Konrath’s passion for writing puts the rest of us to shame. He racked up over five hundred rejections but didn’t quit. He just supported a family by waiting tables and kept writing. When he finally landed an agent and saw his books in print, he sent seven thousand promos to libraries and toured close to six hundred bookstores in only a couple of months, signing whatever stock they had and aggressively charming customers who’d never heard of him. On his own dime. You have to admit, that says something about writing as a “vocation” in the original Latin meaning – “a calling.” And I have to admit, I’m impressed. In our time such vocational passions are not acceptable, have negative value and may be denigrated as forms of derangement. But that didn’t stop Konrath. It didn’t even slow him.

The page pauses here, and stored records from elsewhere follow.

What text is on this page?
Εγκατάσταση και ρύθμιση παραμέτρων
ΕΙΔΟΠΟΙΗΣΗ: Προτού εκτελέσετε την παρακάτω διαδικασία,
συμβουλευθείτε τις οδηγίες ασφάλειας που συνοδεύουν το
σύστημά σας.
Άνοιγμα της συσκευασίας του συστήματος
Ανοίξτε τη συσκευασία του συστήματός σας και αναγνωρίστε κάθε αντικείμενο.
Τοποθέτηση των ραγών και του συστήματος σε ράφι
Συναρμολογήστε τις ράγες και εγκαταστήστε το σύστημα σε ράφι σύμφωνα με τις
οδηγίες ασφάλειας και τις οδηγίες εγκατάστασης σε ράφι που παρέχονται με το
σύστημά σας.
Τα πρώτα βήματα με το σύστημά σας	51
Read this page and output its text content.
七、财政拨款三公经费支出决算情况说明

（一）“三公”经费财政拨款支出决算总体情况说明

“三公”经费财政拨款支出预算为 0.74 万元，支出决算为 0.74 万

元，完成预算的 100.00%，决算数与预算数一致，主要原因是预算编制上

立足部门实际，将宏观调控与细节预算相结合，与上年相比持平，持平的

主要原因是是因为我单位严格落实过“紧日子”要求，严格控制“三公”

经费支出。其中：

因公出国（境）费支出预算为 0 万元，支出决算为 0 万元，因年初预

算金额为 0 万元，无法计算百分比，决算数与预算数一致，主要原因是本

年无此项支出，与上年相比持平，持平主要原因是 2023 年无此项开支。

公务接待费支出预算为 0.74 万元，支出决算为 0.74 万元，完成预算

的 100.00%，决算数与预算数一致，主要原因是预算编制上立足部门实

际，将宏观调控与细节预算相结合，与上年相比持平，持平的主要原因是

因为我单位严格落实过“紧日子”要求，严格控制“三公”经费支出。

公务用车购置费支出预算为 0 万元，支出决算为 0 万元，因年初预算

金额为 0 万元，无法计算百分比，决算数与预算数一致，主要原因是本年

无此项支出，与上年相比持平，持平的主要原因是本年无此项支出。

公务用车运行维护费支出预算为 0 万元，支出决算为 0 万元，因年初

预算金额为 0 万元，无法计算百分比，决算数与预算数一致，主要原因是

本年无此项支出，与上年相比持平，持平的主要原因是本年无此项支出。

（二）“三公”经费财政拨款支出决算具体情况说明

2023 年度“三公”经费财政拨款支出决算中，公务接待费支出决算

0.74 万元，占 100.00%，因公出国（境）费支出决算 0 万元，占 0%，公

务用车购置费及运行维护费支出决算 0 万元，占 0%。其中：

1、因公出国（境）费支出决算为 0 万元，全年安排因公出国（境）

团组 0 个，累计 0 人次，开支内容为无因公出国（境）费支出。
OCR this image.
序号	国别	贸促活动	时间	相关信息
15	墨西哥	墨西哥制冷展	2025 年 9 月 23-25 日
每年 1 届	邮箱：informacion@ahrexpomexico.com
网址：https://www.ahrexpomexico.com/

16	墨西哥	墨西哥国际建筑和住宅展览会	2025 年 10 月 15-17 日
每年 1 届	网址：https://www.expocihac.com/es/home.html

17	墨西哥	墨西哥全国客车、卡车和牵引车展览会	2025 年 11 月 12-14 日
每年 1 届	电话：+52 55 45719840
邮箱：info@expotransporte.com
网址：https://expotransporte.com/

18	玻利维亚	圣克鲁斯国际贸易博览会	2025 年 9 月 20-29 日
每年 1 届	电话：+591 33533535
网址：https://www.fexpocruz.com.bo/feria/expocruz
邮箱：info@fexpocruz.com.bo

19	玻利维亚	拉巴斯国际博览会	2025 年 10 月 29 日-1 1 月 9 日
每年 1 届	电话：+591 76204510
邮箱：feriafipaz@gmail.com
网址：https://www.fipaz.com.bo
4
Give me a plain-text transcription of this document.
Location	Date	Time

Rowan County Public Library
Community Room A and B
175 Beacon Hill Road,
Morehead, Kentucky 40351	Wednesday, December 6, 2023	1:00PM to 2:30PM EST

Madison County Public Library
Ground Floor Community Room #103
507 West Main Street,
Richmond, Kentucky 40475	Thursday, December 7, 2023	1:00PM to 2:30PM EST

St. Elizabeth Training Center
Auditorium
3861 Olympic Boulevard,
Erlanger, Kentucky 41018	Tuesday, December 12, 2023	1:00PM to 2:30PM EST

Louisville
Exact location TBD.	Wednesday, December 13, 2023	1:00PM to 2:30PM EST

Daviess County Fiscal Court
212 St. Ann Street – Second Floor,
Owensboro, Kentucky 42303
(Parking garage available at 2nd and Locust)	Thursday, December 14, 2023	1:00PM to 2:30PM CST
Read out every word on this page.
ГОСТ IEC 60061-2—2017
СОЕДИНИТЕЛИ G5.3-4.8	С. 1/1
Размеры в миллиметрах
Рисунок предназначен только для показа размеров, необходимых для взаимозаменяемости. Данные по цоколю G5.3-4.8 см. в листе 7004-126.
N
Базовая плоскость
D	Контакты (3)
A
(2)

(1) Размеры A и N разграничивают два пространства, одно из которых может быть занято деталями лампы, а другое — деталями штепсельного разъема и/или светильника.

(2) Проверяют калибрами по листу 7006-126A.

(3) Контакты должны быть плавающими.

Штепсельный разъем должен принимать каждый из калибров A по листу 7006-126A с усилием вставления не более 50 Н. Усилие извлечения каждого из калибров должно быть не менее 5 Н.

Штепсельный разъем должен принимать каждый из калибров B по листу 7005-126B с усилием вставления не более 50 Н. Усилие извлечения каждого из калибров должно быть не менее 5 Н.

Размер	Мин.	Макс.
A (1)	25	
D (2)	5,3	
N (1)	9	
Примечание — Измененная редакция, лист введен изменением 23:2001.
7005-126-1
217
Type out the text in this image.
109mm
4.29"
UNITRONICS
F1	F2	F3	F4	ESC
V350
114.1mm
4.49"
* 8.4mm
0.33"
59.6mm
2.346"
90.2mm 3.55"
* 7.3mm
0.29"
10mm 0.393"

Now, as the paradigm-shift of e-publishing proceeds at astonishing speed, Konrath has evolved as its populist voice. Every day he posts his own and others’ impressive eBook sales figures, and predicts the imminent end of traditional, New York-based publishing. All evidence supports his contentions generally, and an exciting maelstrom of books, authors, reviewers, cover artists, technical specialists and interested observers swirls around the sudden freedom of everybody to publish. I don’t think Konrath ever wanted to be the populist voice of a paradigm shift; he just wants to sell his books. It is, however, seemingly not in his nature to just shut up and go off to a cabin in the woods somewhere and write. Instead, he wants to pull the rest of us along with him. And he does.
I might not have crossed that strange river in the absence of Joe Konrath’s voice. And this is where the weird thing comes in. Plowing through page after page of the
Newbie’s Guide I felt the cadence of a chant as familiar as my own heartbeat. “Keep working, never give up, always be courteous and help others when you can.” However beamish, naïve, unrealistic and cloying on its surface, this is the chant of the heartland, of a thousand towns with a church at one end and a grain elevator at the other. It’s the conceptual pulse of a nation, the core American identity, and in our little writer’s niche therein, Joe Konrath is its bloody archetype. When I stumbled over the fact that he’s from Skokie, for crying out loud, it all made sense. Of course! I know this guy, grew up with that chant and acknowledge its resonance. Who doesn’t, underneath the veneer?
So thanks, Joe, for not even wanting to construct the phony mask of weary-yet-sophisticated resignation behind which writers sometimes learn to hide a passion for writing. You did good.